Helgason also started a school psychology program in 2008 that includes workshops for parents on violence and bullying and a program on sexuality for Grades 5 and 6.
"They most often get their sex education on the street or somebody's computers," she says.
And thanks to her and the donations from Canadians, students are now going to elementary school with shoes and uniforms.
On her to-do list are clinics to supply preventive dental care and programs for back care, as well as a regular craft fair to showcase native handicrafts in the town square.
One of the greatest needs now, she says, is to find permanent funding for the school psychology program — a cost of $7,000 a year.
Her biggest goal is for the Chicxulub people to accept their program as their own.
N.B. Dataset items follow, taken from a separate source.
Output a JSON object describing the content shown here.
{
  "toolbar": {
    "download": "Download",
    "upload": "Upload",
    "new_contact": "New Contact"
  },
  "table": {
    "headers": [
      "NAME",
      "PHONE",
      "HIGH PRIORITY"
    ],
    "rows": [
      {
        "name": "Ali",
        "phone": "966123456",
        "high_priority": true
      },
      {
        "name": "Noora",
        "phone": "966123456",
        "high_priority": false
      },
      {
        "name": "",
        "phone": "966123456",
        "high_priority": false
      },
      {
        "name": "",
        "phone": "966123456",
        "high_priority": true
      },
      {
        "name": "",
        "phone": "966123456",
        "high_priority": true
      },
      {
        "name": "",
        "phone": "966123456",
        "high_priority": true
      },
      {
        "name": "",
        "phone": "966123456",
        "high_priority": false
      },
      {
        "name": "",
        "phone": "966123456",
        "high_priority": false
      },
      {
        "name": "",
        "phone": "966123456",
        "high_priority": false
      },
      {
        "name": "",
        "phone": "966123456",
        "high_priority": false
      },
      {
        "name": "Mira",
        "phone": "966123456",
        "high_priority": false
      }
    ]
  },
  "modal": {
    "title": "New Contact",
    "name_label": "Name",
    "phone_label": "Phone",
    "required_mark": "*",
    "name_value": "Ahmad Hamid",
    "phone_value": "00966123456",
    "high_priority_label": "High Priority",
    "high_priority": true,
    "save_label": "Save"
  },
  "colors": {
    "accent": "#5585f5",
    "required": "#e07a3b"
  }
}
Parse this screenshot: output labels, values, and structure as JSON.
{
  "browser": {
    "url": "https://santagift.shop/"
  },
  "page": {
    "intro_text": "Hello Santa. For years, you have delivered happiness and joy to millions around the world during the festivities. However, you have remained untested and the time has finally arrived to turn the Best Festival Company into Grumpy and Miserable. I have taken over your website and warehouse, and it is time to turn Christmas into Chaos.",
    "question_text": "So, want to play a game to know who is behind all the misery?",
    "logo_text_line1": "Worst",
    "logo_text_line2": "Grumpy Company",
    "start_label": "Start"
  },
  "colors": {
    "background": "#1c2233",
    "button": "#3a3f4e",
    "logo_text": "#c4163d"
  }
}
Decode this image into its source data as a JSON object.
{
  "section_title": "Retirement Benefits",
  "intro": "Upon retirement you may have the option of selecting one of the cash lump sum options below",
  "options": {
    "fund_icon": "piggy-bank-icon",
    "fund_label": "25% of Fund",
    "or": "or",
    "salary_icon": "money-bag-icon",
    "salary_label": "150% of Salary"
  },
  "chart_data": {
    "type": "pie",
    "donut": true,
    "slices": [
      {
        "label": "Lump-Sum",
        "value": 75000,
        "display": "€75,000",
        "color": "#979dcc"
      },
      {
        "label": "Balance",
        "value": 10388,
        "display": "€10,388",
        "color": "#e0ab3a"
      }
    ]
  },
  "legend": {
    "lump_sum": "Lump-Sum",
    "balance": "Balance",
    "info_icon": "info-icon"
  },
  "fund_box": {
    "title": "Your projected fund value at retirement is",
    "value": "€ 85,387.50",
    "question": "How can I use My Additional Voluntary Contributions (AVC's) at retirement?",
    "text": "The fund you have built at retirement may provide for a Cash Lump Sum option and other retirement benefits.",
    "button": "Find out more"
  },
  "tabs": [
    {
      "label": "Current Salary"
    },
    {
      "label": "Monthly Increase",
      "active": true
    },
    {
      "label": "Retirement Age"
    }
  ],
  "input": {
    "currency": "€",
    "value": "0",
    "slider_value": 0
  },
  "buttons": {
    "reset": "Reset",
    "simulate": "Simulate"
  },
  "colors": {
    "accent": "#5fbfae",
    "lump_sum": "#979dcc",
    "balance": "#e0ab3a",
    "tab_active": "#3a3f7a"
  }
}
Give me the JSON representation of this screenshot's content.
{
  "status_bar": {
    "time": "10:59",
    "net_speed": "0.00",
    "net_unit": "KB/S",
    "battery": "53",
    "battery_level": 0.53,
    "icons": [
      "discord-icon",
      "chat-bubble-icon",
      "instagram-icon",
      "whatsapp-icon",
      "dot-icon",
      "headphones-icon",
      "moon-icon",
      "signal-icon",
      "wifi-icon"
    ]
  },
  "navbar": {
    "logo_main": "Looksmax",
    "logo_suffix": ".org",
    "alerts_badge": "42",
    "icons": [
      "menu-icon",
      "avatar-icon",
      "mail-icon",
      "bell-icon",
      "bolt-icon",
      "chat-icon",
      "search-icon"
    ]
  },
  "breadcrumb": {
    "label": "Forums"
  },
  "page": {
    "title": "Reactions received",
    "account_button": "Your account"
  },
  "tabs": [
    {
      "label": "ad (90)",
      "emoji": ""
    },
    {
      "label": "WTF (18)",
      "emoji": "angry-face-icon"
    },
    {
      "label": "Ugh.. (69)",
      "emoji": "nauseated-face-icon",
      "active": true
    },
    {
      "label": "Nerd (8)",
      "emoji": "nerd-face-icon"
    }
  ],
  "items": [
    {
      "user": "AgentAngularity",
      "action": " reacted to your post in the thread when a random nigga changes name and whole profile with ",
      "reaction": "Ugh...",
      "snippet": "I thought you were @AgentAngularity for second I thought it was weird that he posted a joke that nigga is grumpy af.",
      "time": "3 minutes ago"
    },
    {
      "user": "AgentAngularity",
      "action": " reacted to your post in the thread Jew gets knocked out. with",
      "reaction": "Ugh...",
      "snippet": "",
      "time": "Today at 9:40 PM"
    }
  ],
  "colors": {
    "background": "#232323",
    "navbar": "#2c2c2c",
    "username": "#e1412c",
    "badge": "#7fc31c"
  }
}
Then Helgason would step back to do fundraising.
Her energy is enviable.
She walks six kilometres twice a week from Chicxulub to a Progreso nursing home to lead its daily chair exercise classes that she developed in 2001.
"She just goes and goes non-stop. As long as she is doing something for someone, she seems to re-energize herself," says long-time colleague, Karen Evans of Winnipeg, who has known Helgason for 30 years. She is job shadowing Helgason on a cruise ship day with a group from Alabama so she can learn how to do the job when her friend is busy at something else.
Helgason had plenty of sleepless nights in the beginning worrying about how she was going to pay for the food bank and other projects, but funding has always seemed to fall into place — something that she refers to as "someone is working magic somewhere."
Ten couples from Ottawa who wintered in neighbouring condos, and her sister and husband, were her first sponsors and have continued their support.
A surprise phone call in the early going made Helgason feel more certain that her ideas would work. The call came from a woman in Toronto who said, "We have heard about your mission and we want to give you $2,000."
It was a daughter-in-law of Dr. Andrew Simone, founder of Canadian Food for Children, a charity that collects funds and food for starving children around the world.
Simone, his wife and daughter-in-law came down with three suitcases full of donations and wanted to meet the poor.
He offered his help and to continue with financial donations.
When he asked her what her answer would be if he could do one thing to make her mission better, her reply was, "To be able to issue tax receipts (to donors)."
Simone granted her wish through his organization.
———
—Suzanne Bourret is a Canadian freelance writer.